NAME
Lingua::EN::WSD::CorpusBased - Word Sense Disambiguation using a domain corpus
SYNOPSIS
my $wn = WordNet::QueryData->new;
my $corpus = Lingua::EN::WSD::CorpusBased::Corpus->new('corpus' => $corpusFile,
'wnref' => $wn);
my $wsd = Lingua::EN::WSD::CorpusBased->new('wnref' => $wn,
'cref' => $corpus)
print join(', ',@{$wsd->wsd($term)});
DESCRIPTION
This Module allows a disambiguation of word senses based on a domain corpus. The system works based on the assumption, that in one corpus, only one sense of a word is used. Basically, we count for each sense the number of occurrences of one of its synonyms. The one with the highest number is then the right one.
Corpus
The corpus is managed by an additional module Lingua::EN::WSD::CorpusBased::Corpus. It stores the corpus and allows a fast access to its sentences. You should look into the documentation of the corpus module, since it expects the corpus to be in a preprocessed state.
METHODS
- new
-
Creates a new object. Takes a couple of arguments:
wnref A reference to a WordNet::QueryData object. Obligatory.
cref A reference to a Corpus object. Obligatory.
debug A switch for the debug mode of the object. Optional, default: 0.
stem If you set this switch to 1, the term in question will be lemmatized using the stem module. If set to 0, only the original term will be sent to WordNet. In this case, it is possible that no WordNet entry is found for the term, leading to an empty list returned by the wsd-method. Optional, default: 1.
strict Controls whether the algorithm returns all senses or no sense in cases where they all are weighted equally. This happens especially, if the terms are not mentioned at all in the corpus (in which case I would recommend a larger corpus). Optional, default: 0.
hyponyms Controls whether we use not only synonyms, but also hyponyms. Optional, default 1
hypernyms Controls whether we use not only synonyms, but also hypernyms. Optional, default 1.
- wsd
-
The method for doing the word sense disambiguation. Returns a reference to a list of senses which seem the most probable for the given term. This can be the empty list (depends on your settings for 'strict').
term The term you want to disambiguate. Required.
- debug
-
Returns true, if the object is in debug mode.
Internal Methods
- init
-
Internal method. Prepares the object for a disambiguation run. Is automatically called by the method wsd. Has to be called before any call of sense, because it does some preprocessing. Takes one parameter.

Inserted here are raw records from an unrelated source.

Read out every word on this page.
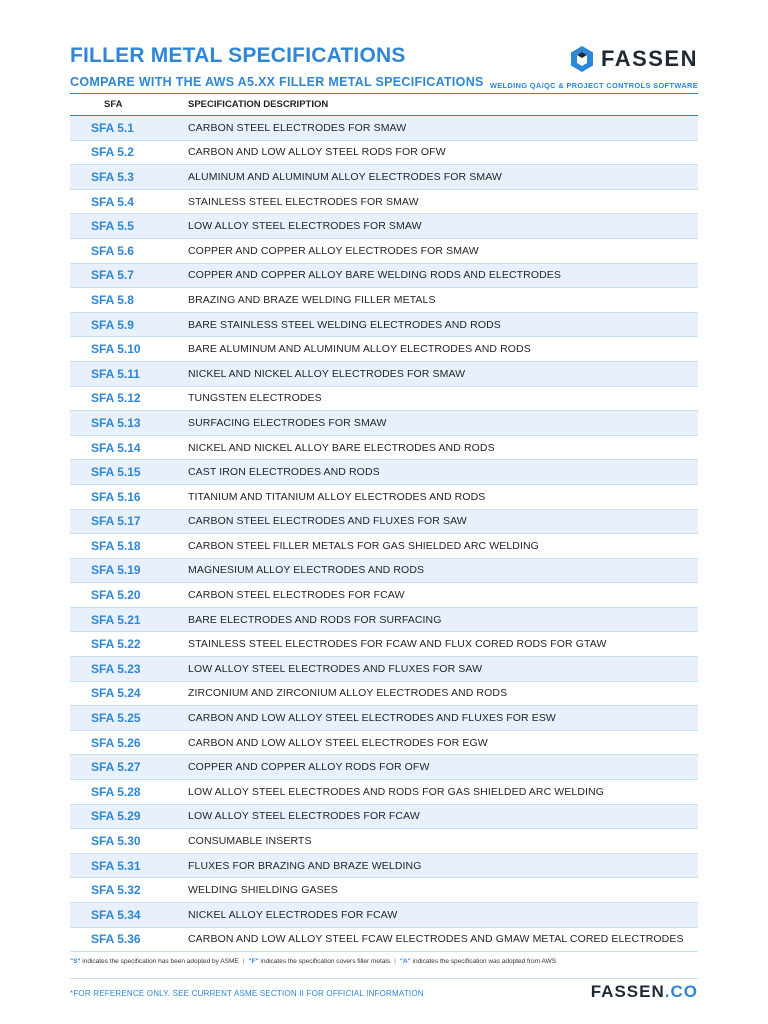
FILLER METAL SPECIFICATIONS
COMPARE WITH THE AWS A5.XX FILLER METAL SPECIFICATIONS
FASSEN
WELDING QA/QC & PROJECT CONTROLS SOFTWARE
SFA	SPECIFICATION DESCRIPTION
SFA 5.1	CARBON STEEL ELECTRODES FOR SMAW
SFA 5.2	CARBON AND LOW ALLOY STEEL RODS FOR OFW
SFA 5.3	ALUMINUM AND ALUMINUM ALLOY ELECTRODES FOR SMAW
SFA 5.4	STAINLESS STEEL ELECTRODES FOR SMAW
SFA 5.5	LOW ALLOY STEEL ELECTRODES FOR SMAW
SFA 5.6	COPPER AND COPPER ALLOY ELECTRODES FOR SMAW
SFA 5.7	COPPER AND COPPER ALLOY BARE WELDING RODS AND ELECTRODES
SFA 5.8	BRAZING AND BRAZE WELDING FILLER METALS
SFA 5.9	BARE STAINLESS STEEL WELDING ELECTRODES AND RODS
SFA 5.10	BARE ALUMINUM AND ALUMINUM ALLOY ELECTRODES AND RODS
SFA 5.11	NICKEL AND NICKEL ALLOY ELECTRODES FOR SMAW
SFA 5.12	TUNGSTEN ELECTRODES
SFA 5.13	SURFACING ELECTRODES FOR SMAW
SFA 5.14	NICKEL AND NICKEL ALLOY BARE ELECTRODES AND RODS
SFA 5.15	CAST IRON ELECTRODES AND RODS
SFA 5.16	TITANIUM AND TITANIUM ALLOY ELECTRODES AND RODS
SFA 5.17	CARBON STEEL ELECTRODES AND FLUXES FOR SAW
SFA 5.18	CARBON STEEL FILLER METALS FOR GAS SHIELDED ARC WELDING
SFA 5.19	MAGNESIUM ALLOY ELECTRODES AND RODS
SFA 5.20	CARBON STEEL ELECTRODES FOR FCAW
SFA 5.21	BARE ELECTRODES AND RODS FOR SURFACING
SFA 5.22	STAINLESS STEEL ELECTRODES FOR FCAW AND FLUX CORED RODS FOR GTAW
SFA 5.23	LOW ALLOY STEEL ELECTRODES AND FLUXES FOR SAW
SFA 5.24	ZIRCONIUM AND ZIRCONIUM ALLOY ELECTRODES AND RODS
SFA 5.25	CARBON AND LOW ALLOY STEEL ELECTRODES AND FLUXES FOR ESW
SFA 5.26	CARBON AND LOW ALLOY STEEL ELECTRODES FOR EGW
SFA 5.27	COPPER AND COPPER ALLOY RODS FOR OFW
SFA 5.28	LOW ALLOY STEEL ELECTRODES AND RODS FOR GAS SHIELDED ARC WELDING
SFA 5.29	LOW ALLOY STEEL ELECTRODES FOR FCAW
SFA 5.30	CONSUMABLE INSERTS
SFA 5.31	FLUXES FOR BRAZING AND BRAZE WELDING
SFA 5.32	WELDING SHIELDING GASES
SFA 5.34	NICKEL ALLOY ELECTRODES FOR FCAW
SFA 5.36	CARBON AND LOW ALLOY STEEL FCAW ELECTRODES AND GMAW METAL CORED ELECTRODES
"S" indicates the specification has been adopted by ASME | "F" indicates the specification covers filler metals | "A" indicates the specification was adopted from AWS
*FOR REFERENCE ONLY. SEE CURRENT ASME SECTION II FOR OFFICIAL INFORMATION	FASSEN.CO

term The term in question. Required.
- sense
-
Internal method. Iterates over all senses of the given term and returns a reference to a list of the best senses.
- v
-
Internal method. Calculates the weight for a synset as sense of the given term.
- count
-
Internal method. Just a wrapper for the appropriate method of the corpus-object. Returns the number of occurrences.
- hyponyms
-
Internal method. Returns a list of hyponyms (synsets) for a given (as argument) word.
- hypernyms
-
Internal method. Returns a list of hypernyms (synsets) for a given (as argument) word.
- synonyms
-
Internal method. Returns a list of synonyms for a word, which is given as a an argument. The returned list contains words, not synsets.
- synsets
-
Internal method. Returns a reference to a list of synsets for the given term. This list includes all possible part of speeches (as long as they are defined in WordNet).
- term_replace
-
Internal method. Returns the term in question after replacing the last word with the second argument. The returned string has underscores instead of spaces.
- head
-
Internal method. Returns the grammatical head of the term. In case of multi-word expressions, this is the last word of the expression, otherwise it's the word itself.
- term
-
Internal method. Returns the term in question with underscores instead of spaces.
BUGS
None so far. If you find some, please report them to me, reiter@cpan.org.
TODO
A lot more useful debug output
More detailed documentation
Making more methods externally useful, allowing a more flexible use of the module.
COPYRIGHT
Copyright (c) 2006 by Nils Reiter.
This module is free software; you can redistribute it and/or modify it under the same terms as Perl itself.